Margaret Allard is an undergraduate student majoring in physics and minoring in engineering at Smith College. She completed the NSF Computational Sensing and Medical Robotics Research Experience for Undergraduates Program in the PULSE Lab at Johns Hopkins University during the summer of 2017, where she conducted research to integrate PA imaging with a da Vinci surgical robot for gynecological surgeries. Her current research interests lie in the areas of medical physics and climate science.
Sungmin Kim completed this work as an assistant research scientist in the Computer-Integrated Surgical Systems and Technology (CISST) Engineering Research Center (ERC) at Johns Hopkins University. He received his BS degree in mechanical engineering in 2003 and MS and PhD degrees in biomedical engineering in 2005 and 2010, respectively, from Hanyang University, Seoul, Korea. He worked at Hyundai Heavy Industries from 2011 to 2013 and served as the chief researcher of software and system integration for surgical robot systems. He initially joined the CISST ERC as a postdoctoral researcher in 2013. His research interests include computer-integrated surgery, medical image processing, and computer vision.
Peter Kazanzides received his PhD in electrical engineering from Brown University and started working on surgical robotics in 1989 as a postdoctoral researcher at the IBM T.J. Watson Research Center. He cofounded Integrated Surgical Systems in 1990 to commercialize the ROBODOC System for orthopedic surgery and served as the director of robotics and software. He joined Johns Hopkins University in 2002 and is currently a research professor of computer science. His research interests include computer-integrated surgery and space telerobotics, which share common themes of human/machine interfaces to keep the human in the loop, real-time sensing to account for uncertainty, and system engineering to enable deployment in the real world.

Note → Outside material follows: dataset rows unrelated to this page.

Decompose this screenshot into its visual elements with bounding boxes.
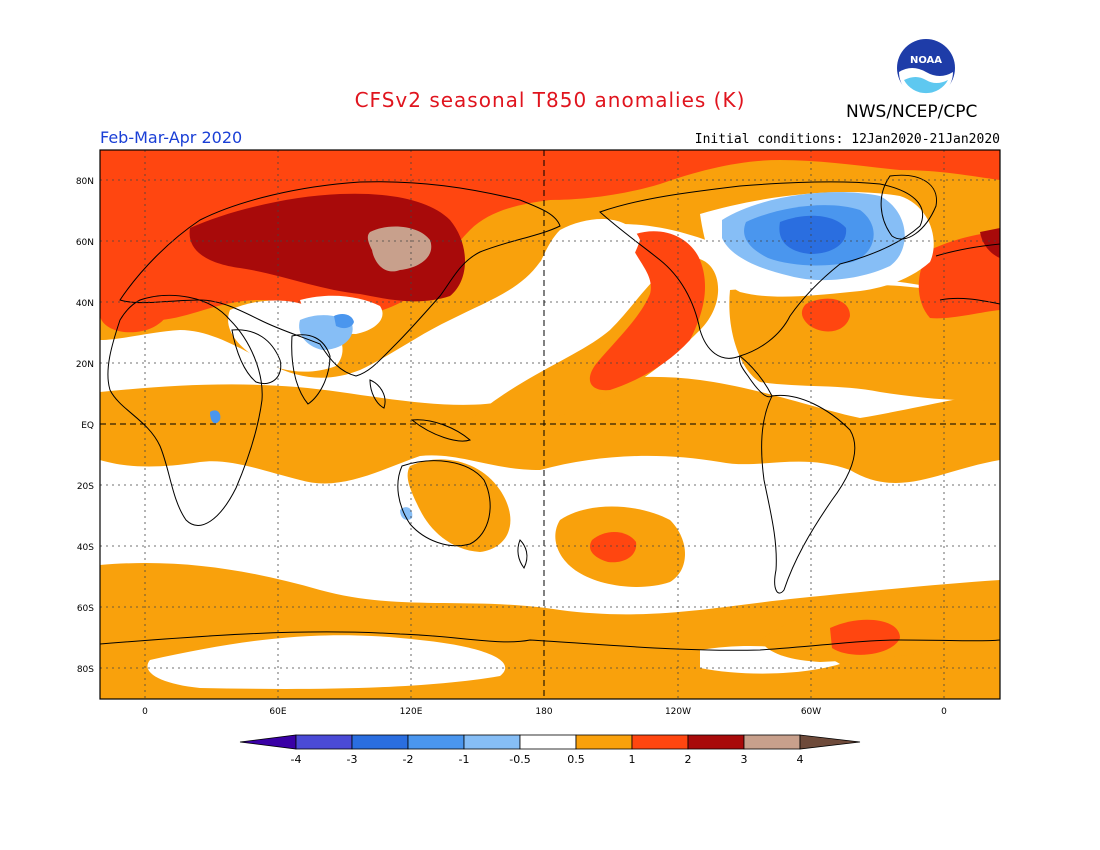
lat-label-40s: 40S bbox=[77, 543, 94, 553]
lon-label-120e: 120E bbox=[400, 707, 423, 717]
siberia-extreme bbox=[367, 226, 432, 272]
lat-label-20n: 20N bbox=[76, 360, 94, 370]
colorbar-seg-4 bbox=[463, 734, 521, 750]
colorbar-seg-3 bbox=[407, 734, 465, 750]
colorbar-seg-10 bbox=[799, 734, 861, 750]
north-pacific-tongue bbox=[470, 257, 719, 422]
svg-text:NOAA: NOAA bbox=[910, 55, 942, 66]
map-frame bbox=[99, 149, 1001, 700]
anomaly-field bbox=[100, 150, 1000, 699]
lat-label-80n: 80N bbox=[76, 177, 94, 187]
lon-label-120w: 120W bbox=[665, 707, 691, 717]
lon-labels: 0 60E 120E 180 120W 60W 0 bbox=[142, 707, 947, 717]
colorbar-label: -4 bbox=[291, 753, 302, 766]
siberia-dark-red bbox=[189, 193, 465, 302]
colorbar-label: -2 bbox=[403, 753, 414, 766]
europe-red-left bbox=[100, 282, 172, 333]
lon-label-0-east: 0 bbox=[941, 707, 947, 717]
lat-label-60n: 60N bbox=[76, 238, 94, 248]
lat-label-40n: 40N bbox=[76, 299, 94, 309]
colorbar-seg-6 bbox=[575, 734, 633, 750]
colorbar-label: -3 bbox=[347, 753, 358, 766]
colorbar-label: -0.5 bbox=[509, 753, 530, 766]
south-pacific-hot bbox=[589, 531, 637, 563]
gridlines bbox=[100, 150, 1000, 699]
colorbar-label: 3 bbox=[741, 753, 748, 766]
colorbar-label: -1 bbox=[459, 753, 470, 766]
south-atlantic-warm bbox=[760, 589, 1000, 662]
colorbar-seg-5 bbox=[519, 734, 577, 750]
colorbar-seg-9 bbox=[743, 734, 801, 750]
lon-label-180: 180 bbox=[535, 707, 552, 717]
coastlines bbox=[100, 174, 1000, 651]
eurasia-warm bbox=[100, 150, 1000, 378]
colorbar-seg-2 bbox=[351, 734, 409, 750]
agency-label: NWS/NCEP/CPC bbox=[846, 102, 978, 122]
australia-warm bbox=[407, 459, 511, 552]
colorbar-labels: -4 -3 -2 -1 -0.5 0.5 1 2 3 4 bbox=[291, 753, 804, 766]
europe-red-right bbox=[918, 232, 1000, 319]
tibet-cold-2 bbox=[334, 314, 354, 329]
australia-cold bbox=[400, 507, 413, 520]
major-gridlines bbox=[100, 150, 1000, 699]
lat-labels: 80N 60N 40N 20N EQ 20S 40S 60S 80S bbox=[76, 177, 94, 675]
colorbar-label: 4 bbox=[797, 753, 804, 766]
europe-dark-right bbox=[980, 228, 1000, 258]
colorbar-seg-1 bbox=[295, 734, 353, 750]
colorbar-label: 2 bbox=[685, 753, 692, 766]
map-title: CFSv2 seasonal T850 anomalies (K) bbox=[354, 88, 746, 112]
colorbar bbox=[239, 734, 861, 750]
colorbar-seg-8 bbox=[687, 734, 745, 750]
indian-ocean-warm bbox=[100, 376, 1000, 484]
arctic-red bbox=[100, 150, 1000, 321]
lon-label-60w: 60W bbox=[801, 707, 821, 717]
canada-cold-1 bbox=[722, 192, 905, 281]
lat-label-60s: 60S bbox=[77, 604, 94, 614]
noaa-logo-icon: NOAA bbox=[897, 39, 955, 98]
atlantic-hot-spot bbox=[801, 298, 850, 332]
china-neutral bbox=[300, 295, 383, 334]
africa-cold bbox=[210, 410, 221, 424]
lat-label-eq: EQ bbox=[81, 421, 94, 431]
weddell-hot-spot bbox=[830, 619, 900, 655]
lat-label-20s: 20S bbox=[77, 482, 94, 492]
india-neutral bbox=[228, 300, 343, 372]
tibet-cold bbox=[299, 315, 353, 350]
colorbar-seg-7 bbox=[631, 734, 689, 750]
south-pacific-warm bbox=[555, 506, 685, 587]
initial-conditions: Initial conditions: 12Jan2020-21Jan2020 bbox=[694, 132, 1000, 147]
lat-label-80s: 80S bbox=[77, 665, 94, 675]
pacific-hot-ridge bbox=[589, 231, 706, 391]
colorbar-label: 1 bbox=[629, 753, 636, 766]
colorbar-seg-0 bbox=[239, 734, 297, 750]
forecast-period: Feb-Mar-Apr 2020 bbox=[100, 128, 243, 147]
antarctic-white-patch-2 bbox=[700, 645, 840, 674]
pacific-neutral bbox=[499, 219, 640, 373]
canada-cold-2 bbox=[744, 205, 874, 266]
atlantic-warm bbox=[729, 284, 1000, 401]
antarctic-white-patch bbox=[147, 635, 506, 689]
southern-warm-band bbox=[100, 562, 1000, 699]
canada-neutral bbox=[700, 192, 934, 297]
lon-label-60e: 60E bbox=[269, 707, 286, 717]
colorbar-label: 0.5 bbox=[567, 753, 585, 766]
canada-cold-3 bbox=[779, 215, 847, 254]
lon-label-0: 0 bbox=[142, 707, 148, 717]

Muyinatu A. Lediju Bell is an assistant professor of Electrical and Computer Engineering with a joint appointment in the Biomedical Engineering Department at Johns Hopkins University, where she founded and directs the PULSE Lab. She received her PhD in biomedical engineering from Duke University in 2012, completed research abroad as a Whitaker International Fellow in 2010, and earned her BS degree in mechanical engineering (biomedical engineering minor) from Massachusetts Institute of Technology in 2006. Her research interests revolve around ultrasound and photoacoustic imaging, photoacoustic guided surgery, robot-assisted imaging, and the design innovative medical imaging technologies that will improve the standard of cancer patient care.